Par moments, apparaît le cousin asiatique, l’occasion de photographier la scène : le frelon européen, un peu plus gros, chasse l’intrus presque toujours mais sans véhémence.

La place est prise et même ses congénères européens sont refoulés. Ceux-ci suscitent cependant rarement la réaction égoïste alors que l’approche de l’intrus provoque presque toujours une vive réaction “réflexe” typique : ouverture et vibration des ailes et posture de défense agressive, pattes antérieurs étendues et levées (que nous aurions nous, humains, pu adopter au contraire pour signifier “Dans mes bras !” – mais nous ne sommes pas frelons !). Comment expliquer que même la tête engagée dans la faille de bois et concentré sur son appétissant apéritif, l’individu en place réagisse si prestement à l’approche du frelon asiatique ? Je soupçonne une différence acoustique dans leurs bourdonnements et j’installe un micro MS à 10 cm.
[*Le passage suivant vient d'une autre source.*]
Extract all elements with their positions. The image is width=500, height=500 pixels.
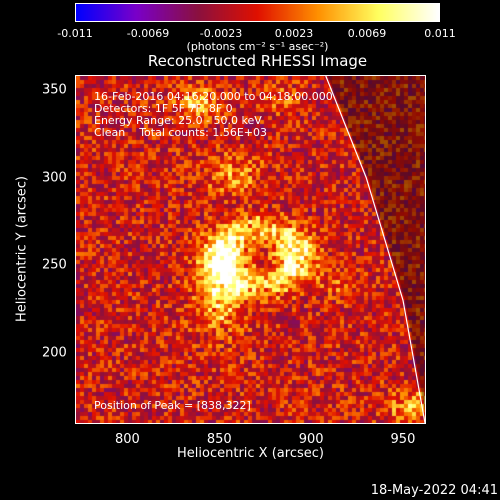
colorbar-tick-label: -0.0023 (199, 27, 243, 40)
chart-title: Reconstructed RHESSI Image (147, 52, 368, 70)
colorbar-tick-label: -0.0069 (126, 27, 170, 40)
limb-line (325, 76, 425, 423)
x-tick-label: 900 (298, 432, 324, 447)
colorbar-tick-label: -0.011 (57, 27, 93, 40)
colorbar-tick-label: 0.0023 (274, 27, 314, 40)
solar-limb (325, 76, 425, 423)
x-tick-label: 800 (115, 432, 140, 447)
y-tick-label: 350 (42, 82, 67, 98)
timestamp: 18-May-2022 04:41 (370, 483, 498, 498)
colorbar-tick-label: 0.0069 (347, 27, 387, 40)
x-tick-label: 950 (390, 432, 416, 447)
info-detectors: Detectors: 1F 5F 7F, 8F 0 (94, 102, 233, 115)
peak-position: Position of Peak = [838,322] (94, 399, 251, 412)
info-energy-range: Energy Range: 25.0 - 50.0 keV (94, 114, 262, 127)
colorbar-tick-label: 0.011 (424, 27, 456, 40)
colorbar-units: (photons cm⁻² s⁻¹ asec⁻²) (186, 40, 329, 53)
info-total-counts: Clean Total counts: 1.56E+03 (94, 126, 268, 139)
y-tick-label: 250 (42, 257, 67, 273)
x-tick-label: 850 (206, 432, 232, 447)
plot-area (75, 75, 426, 424)
info-time-range: 16-Feb-2016 04:16:20.000 to 04:18:00.000 (94, 90, 333, 103)
heatmap-image (76, 76, 425, 423)
x-axis-label: Heliocentric X (arcsec) (177, 446, 324, 461)
y-tick-label: 200 (42, 345, 67, 361)
y-axis-label: Heliocentric Y (arcsec) (14, 176, 30, 322)
colorbar (75, 3, 440, 22)
y-tick-label: 300 (42, 170, 67, 186)
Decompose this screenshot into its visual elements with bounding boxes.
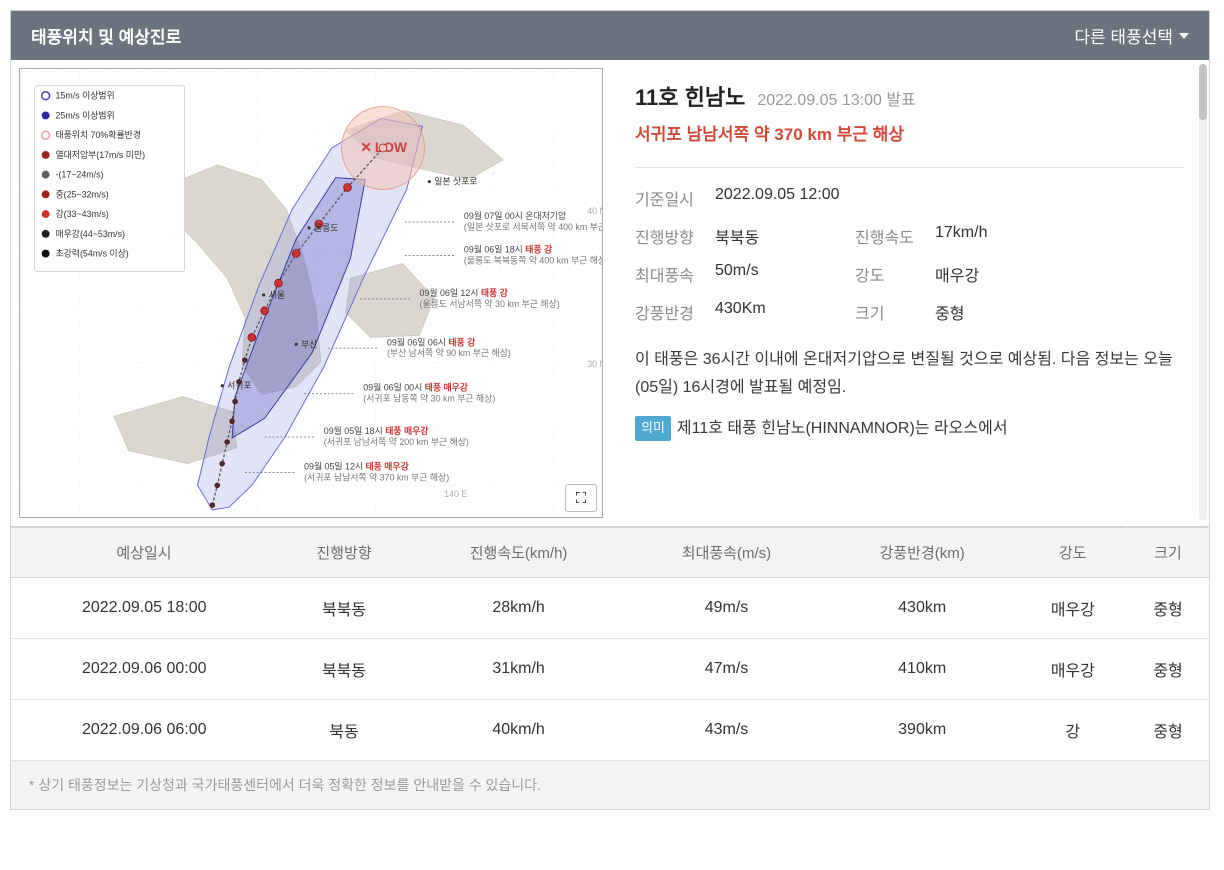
svg-text:(울릉도 북북동쪽 약 400 km 부근 해상): (울릉도 북북동쪽 약 400 km 부근 해상)	[464, 254, 603, 265]
divider	[635, 167, 1185, 168]
typhoon-track-map: ✕LOW 09월 07일 00시 온대저기압(일본 삿포로 서북서쪽 약 400…	[19, 68, 603, 518]
col-2: 진행속도(km/h)	[411, 528, 627, 578]
svg-text:09월 05일 18시 태풍 매우강: 09월 05일 18시 태풍 매우강	[324, 425, 429, 436]
svg-text:09월 06일 00시 태풍 매우강: 09월 06일 00시 태풍 매우강	[363, 382, 468, 393]
selector-label: 다른 태풍선택	[1074, 23, 1173, 48]
svg-text:40 N: 40 N	[587, 206, 603, 216]
val-maxwind: 50m/s	[715, 262, 855, 286]
description-text: 이 태풍은 36시간 이내에 온대저기압으로 변질될 것으로 예상됨. 다음 정…	[635, 346, 1185, 402]
typhoon-selector-dropdown[interactable]: 다른 태풍선택	[1074, 23, 1189, 48]
info-column: 11호 힌남노 2022.09.05 13:00 발표 서귀포 남남서쪽 약 3…	[611, 60, 1209, 526]
panel-title: 태풍위치 및 예상진로	[31, 23, 181, 48]
val-size: 중형	[935, 300, 1075, 324]
info-title-row: 11호 힌남노 2022.09.05 13:00 발표	[635, 80, 1185, 112]
svg-text:140 E: 140 E	[444, 489, 467, 499]
svg-text:열대저압부(17m/s 미만): 열대저압부(17m/s 미만)	[56, 149, 146, 160]
svg-text:부산: 부산	[301, 339, 317, 349]
label-size: 크기	[855, 300, 935, 324]
svg-text:강(33~43m/s): 강(33~43m/s)	[56, 209, 109, 219]
label-maxwind: 최대풍속	[635, 262, 715, 286]
col-6: 크기	[1128, 528, 1209, 578]
svg-text:서울: 서울	[269, 290, 285, 300]
typhoon-number-name: 11호 힌남노	[635, 80, 745, 112]
meaning-text: 제11호 태풍 힌남노(HINNAMNOR)는 라오스에서	[677, 420, 1008, 437]
svg-text:09월 06일 06시 태풍 강: 09월 06일 06시 태풍 강	[387, 336, 476, 347]
svg-text:15m/s 이상범위: 15m/s 이상범위	[56, 91, 115, 101]
svg-text:서귀포: 서귀포	[227, 381, 251, 391]
fact-grid: 기준일시 2022.09.05 12:00 진행방향 북북동 진행속도 17km…	[635, 186, 1185, 324]
val-speed: 17km/h	[935, 224, 1075, 248]
label-direction: 진행방향	[635, 224, 715, 248]
svg-text:(부산 남서쪽 약 90 km 부근 해상): (부산 남서쪽 약 90 km 부근 해상)	[387, 347, 511, 358]
chevron-down-icon	[1179, 33, 1189, 39]
col-0: 예상일시	[11, 528, 277, 578]
table-header-row: 예상일시진행방향진행속도(km/h)최대풍속(m/s)강풍반경(km)강도크기	[11, 528, 1209, 578]
val-direction: 북북동	[715, 224, 855, 248]
svg-text:09월 07일 00시 온대저기압: 09월 07일 00시 온대저기압	[464, 210, 566, 221]
current-location: 서귀포 남남서쪽 약 370 km 부근 해상	[635, 120, 1185, 145]
svg-text:초강력(54m/s 이상): 초강력(54m/s 이상)	[56, 248, 129, 259]
label-radius: 강풍반경	[635, 300, 715, 324]
val-ref-time: 2022.09.05 12:00	[715, 186, 1075, 210]
svg-text:일본 삿포로: 일본 삿포로	[434, 176, 477, 186]
svg-text:(울릉도 서남서쪽 약 30 km 부근 해상): (울릉도 서남서쪽 약 30 km 부근 해상)	[420, 298, 560, 309]
col-4: 강풍반경(km)	[826, 528, 1018, 578]
meaning-line: 의미 제11호 태풍 힌남노(HINNAMNOR)는 라오스에서	[635, 416, 1185, 442]
typhoon-panel: 태풍위치 및 예상진로 다른 태풍선택	[10, 10, 1210, 810]
track-map-container: ✕LOW 09월 07일 00시 온대저기압(일본 삿포로 서북서쪽 약 400…	[11, 60, 611, 526]
svg-text:(일본 삿포로 서북서쪽 약 400 km 부근 해상): (일본 삿포로 서북서쪽 약 400 km 부근 해상)	[464, 221, 603, 232]
scrollbar-thumb[interactable]	[1199, 64, 1207, 120]
svg-text:09월 06일 12시 태풍 강: 09월 06일 12시 태풍 강	[420, 287, 509, 298]
val-radius: 430Km	[715, 300, 855, 324]
svg-text:울릉도: 울릉도	[314, 223, 338, 233]
svg-text:(서귀포 남남서쪽 약 200 km 부근 해상): (서귀포 남남서쪽 약 200 km 부근 해상)	[324, 436, 469, 447]
label-intensity: 강도	[855, 262, 935, 286]
svg-text:태풍위치 70%확률반경: 태풍위치 70%확률반경	[56, 129, 141, 140]
col-3: 최대풍속(m/s)	[627, 528, 827, 578]
forecast-table: 예상일시진행방향진행속도(km/h)최대풍속(m/s)강풍반경(km)강도크기 …	[11, 527, 1209, 761]
upper-section: ✕LOW 09월 07일 00시 온대저기압(일본 삿포로 서북서쪽 약 400…	[11, 60, 1209, 527]
svg-text:매우강(44~53m/s): 매우강(44~53m/s)	[56, 229, 126, 239]
svg-text:30 N: 30 N	[587, 359, 603, 369]
svg-text:09월 05일 12시 태풍 매우강: 09월 05일 12시 태풍 매우강	[304, 461, 409, 472]
svg-text:중(25~32m/s): 중(25~32m/s)	[56, 189, 109, 199]
table-row: 2022.09.06 06:00북동40km/h43m/s390km강중형	[11, 700, 1209, 761]
table-row: 2022.09.05 18:00북북동28km/h49m/s430km매우강중형	[11, 578, 1209, 639]
svg-text:-(17~24m/s): -(17~24m/s)	[56, 170, 104, 180]
val-intensity: 매우강	[935, 262, 1075, 286]
issued-time: 2022.09.05 13:00 발표	[757, 86, 915, 110]
svg-text:09월 06일 18시 태풍 강: 09월 06일 18시 태풍 강	[464, 244, 553, 255]
panel-header: 태풍위치 및 예상진로 다른 태풍선택	[11, 11, 1209, 60]
info-scrollbar[interactable]	[1199, 64, 1207, 521]
meaning-badge: 의미	[635, 416, 671, 441]
label-ref-time: 기준일시	[635, 186, 715, 210]
footnote: * 상기 태풍정보는 기상청과 국가태풍센터에서 더욱 정확한 정보를 안내받을…	[11, 761, 1209, 809]
svg-text:(서귀포 남동쪽 약 30 km 부근 해상): (서귀포 남동쪽 약 30 km 부근 해상)	[363, 393, 495, 404]
col-5: 강도	[1018, 528, 1128, 578]
svg-text:25m/s 이상범위: 25m/s 이상범위	[56, 110, 115, 120]
label-speed: 진행속도	[855, 224, 935, 248]
expand-map-button[interactable]: ⛶	[565, 484, 597, 512]
col-1: 진행방향	[277, 528, 410, 578]
table-row: 2022.09.06 00:00북북동31km/h47m/s410km매우강중형	[11, 639, 1209, 700]
svg-text:(서귀포 남남서쪽 약 370 km 부근 해상): (서귀포 남남서쪽 약 370 km 부근 해상)	[304, 471, 449, 482]
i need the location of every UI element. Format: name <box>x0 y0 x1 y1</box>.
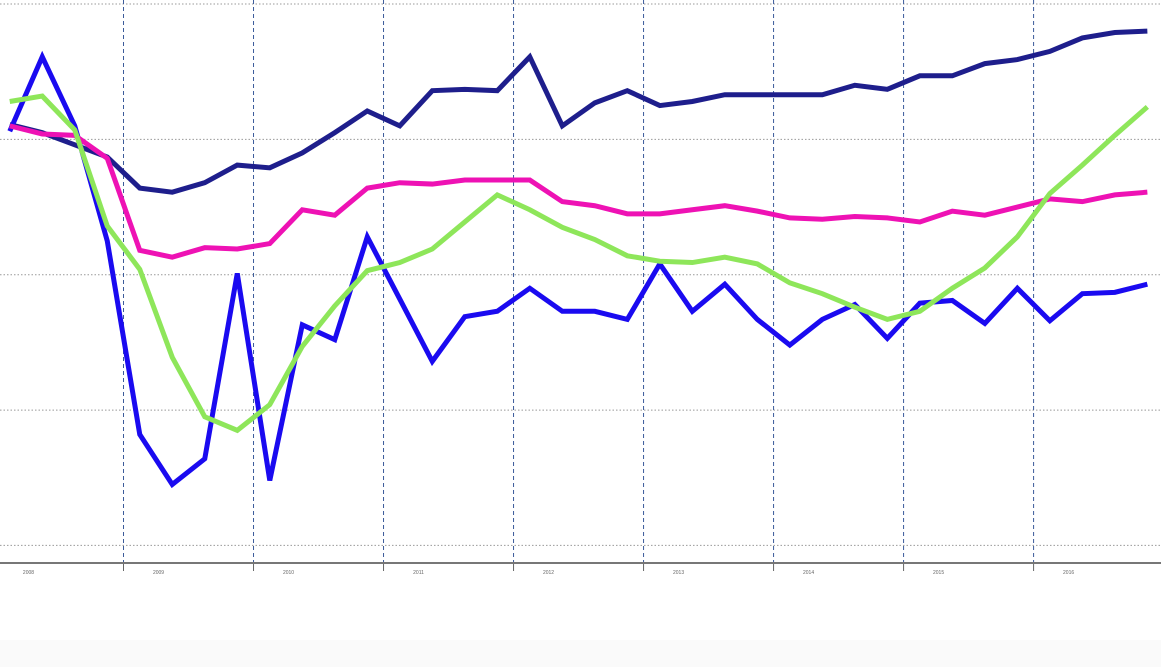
x-tick-label: 2008 <box>23 570 34 576</box>
series-line <box>7 50 1148 489</box>
x-tick-label: 2009 <box>153 570 164 576</box>
series-line <box>9 28 1148 195</box>
series-line <box>9 123 1148 260</box>
x-tick-label: 2010 <box>283 570 294 576</box>
series-line <box>9 93 1149 434</box>
x-tick-label: 2014 <box>803 570 814 576</box>
x-tick-label: 2011 <box>413 570 424 576</box>
x-tick-label: 2013 <box>673 570 684 576</box>
x-tick-label: 2015 <box>933 570 944 576</box>
footer-band <box>0 640 1161 667</box>
x-tick-label: 2012 <box>543 570 554 576</box>
x-tick-label: 2016 <box>1063 570 1074 576</box>
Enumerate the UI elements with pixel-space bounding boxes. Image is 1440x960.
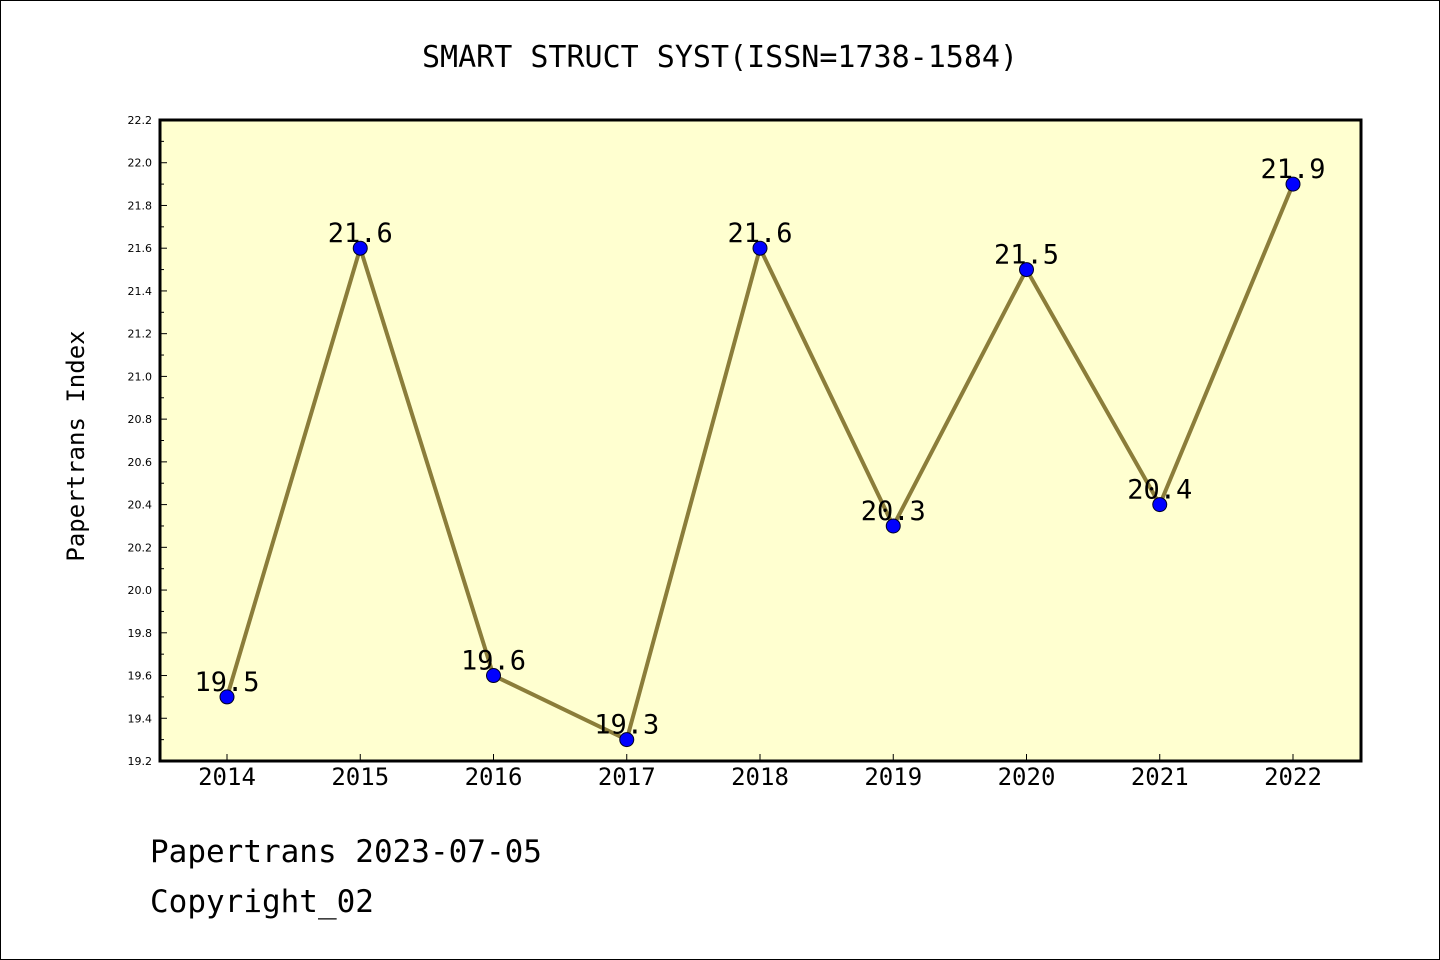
y-tick-label: 21.6	[128, 242, 153, 255]
x-tick-label: 2017	[598, 763, 656, 791]
y-tick-label: 20.0	[128, 584, 153, 597]
data-point-marker	[885, 518, 901, 534]
data-label: 21.5	[994, 240, 1059, 271]
y-tick-label: 22.0	[128, 157, 153, 170]
data-label: 21.6	[328, 218, 393, 249]
y-tick-label: 22.2	[128, 114, 153, 127]
y-tick-label: 19.4	[128, 712, 153, 725]
x-tick-label: 2020	[998, 763, 1056, 791]
y-tick-label: 19.2	[128, 755, 153, 768]
data-point-marker	[1285, 176, 1301, 192]
x-tick-label: 2018	[731, 763, 789, 791]
data-label: 20.4	[1127, 475, 1192, 506]
x-tick-label: 2022	[1264, 763, 1322, 791]
data-point-marker	[752, 240, 768, 256]
y-tick-label: 20.4	[128, 499, 153, 512]
data-labels: 19.5 21.6 19.6 19.3 21.6 20.3 21.5 20.4 21.9	[194, 154, 1325, 741]
y-tick-label: 20.6	[128, 456, 153, 469]
x-tick-label: 2016	[465, 763, 523, 791]
y-tick-label: 19.6	[128, 670, 153, 683]
x-tick-label: 2015	[331, 763, 389, 791]
data-point-marker	[619, 732, 635, 748]
y-tick-label: 21.0	[128, 370, 153, 383]
x-tick-label: 2019	[864, 763, 922, 791]
footer-date: Papertrans 2023-07-05	[150, 834, 542, 870]
data-points	[219, 176, 1301, 748]
chart-title: SMART STRUCT SYST(ISSN=1738-1584)	[422, 40, 1018, 75]
y-tick-label: 21.8	[128, 199, 153, 212]
y-axis-label: Papertrans Index	[62, 330, 90, 561]
footer-copyright: Copyright_02	[150, 884, 374, 920]
data-label: 21.6	[727, 218, 792, 249]
data-label: 21.9	[1260, 154, 1325, 185]
data-label: 20.3	[861, 496, 926, 527]
y-tick-label: 21.2	[128, 328, 153, 341]
y-tick-label: 20.2	[128, 541, 153, 554]
data-label: 19.6	[461, 646, 526, 677]
y-tick-label: 20.8	[128, 413, 153, 426]
x-tick-label: 2021	[1131, 763, 1189, 791]
y-axis: 19.2 19.4 19.6 19.8 20.0 20.2 20.4 20.6 20.8 21.0…	[128, 114, 167, 768]
data-point-marker	[486, 668, 501, 684]
y-tick-label: 19.8	[128, 627, 153, 640]
data-point-marker	[1152, 497, 1168, 513]
data-point-marker	[352, 240, 368, 256]
data-label: 19.3	[594, 710, 659, 741]
x-tick-label: 2014	[198, 763, 256, 791]
x-axis: 2014 2015 2016 2017 2018 2019 2020 2021 2022	[198, 754, 1322, 791]
data-point-marker	[219, 689, 235, 705]
data-label: 19.5	[194, 667, 259, 698]
plot-area	[158, 118, 1363, 763]
data-point-marker	[1019, 262, 1034, 278]
y-tick-label: 21.4	[128, 285, 153, 298]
Surprise : une écoute attentive révèle que le Frelon asiatique quoique plus petit, produit un fredonnement plus grave (du moins, que ces ouvrières ; devant une reine, la comparaison serait sans doute différente). S’agît-il d’une question de vitesse de battement à moindre fréquence ?

Je constate que bien souvent dérangé, nos frelons européens tolèrent parfois la présence de l’étranger mais alors s’instaure une distance minimale vitale de cohabitation : à portée de patte, le cousin asiatique se fait rabrouer. Sur un peu plus d’une heure d’observation, j’aurai pu constater combien l’intrus aura dérangé et entrecoupé le paisible manège des frelons européens. Le pauvre immigré quant à lui aura eu peu de répit et aura moins profité de la source de sucres. Bref, en un mot, pour cet exemple vécu, malgré des chamailleries fréquentes, la cohabitation s’est avérée possible, sans agressivité violente mais la niche écologique des deux espèces ne semble pas s’être séparée. Qu’adviendra-t-il de cette évolution dans les années à venir dans ce contexte de réchauffement global où l’homme ne laisse guère le temps aux espèces de s’adapter ?

Description de la scène (avec quelques coupures et re-montage sur des passages ‘vides’ ou peu significatifs mais sans modification des évènements) : Des mouches s’affairent sur la source de sève… Un frelon européen arrive, tourne, se pose et repart [Tourterelle turque atterrissant]… Un frelon asiatique arrive [mouches], boit et repart [moineaux]… Un frelon européen arrive avec un frelon asiatique et ensemble, se disputent la source. Comme toujours, l’européen l’emporte, profitant de sa taille plus imposante…. L’asiatique revient… Bataille [un ara en cage au loin]… L’asiatique revient à la charge : bataille puis cohabitation [moineau]…Un autre européen arrive ; l’asiatique s’agite [Pic épeiche] et Fin.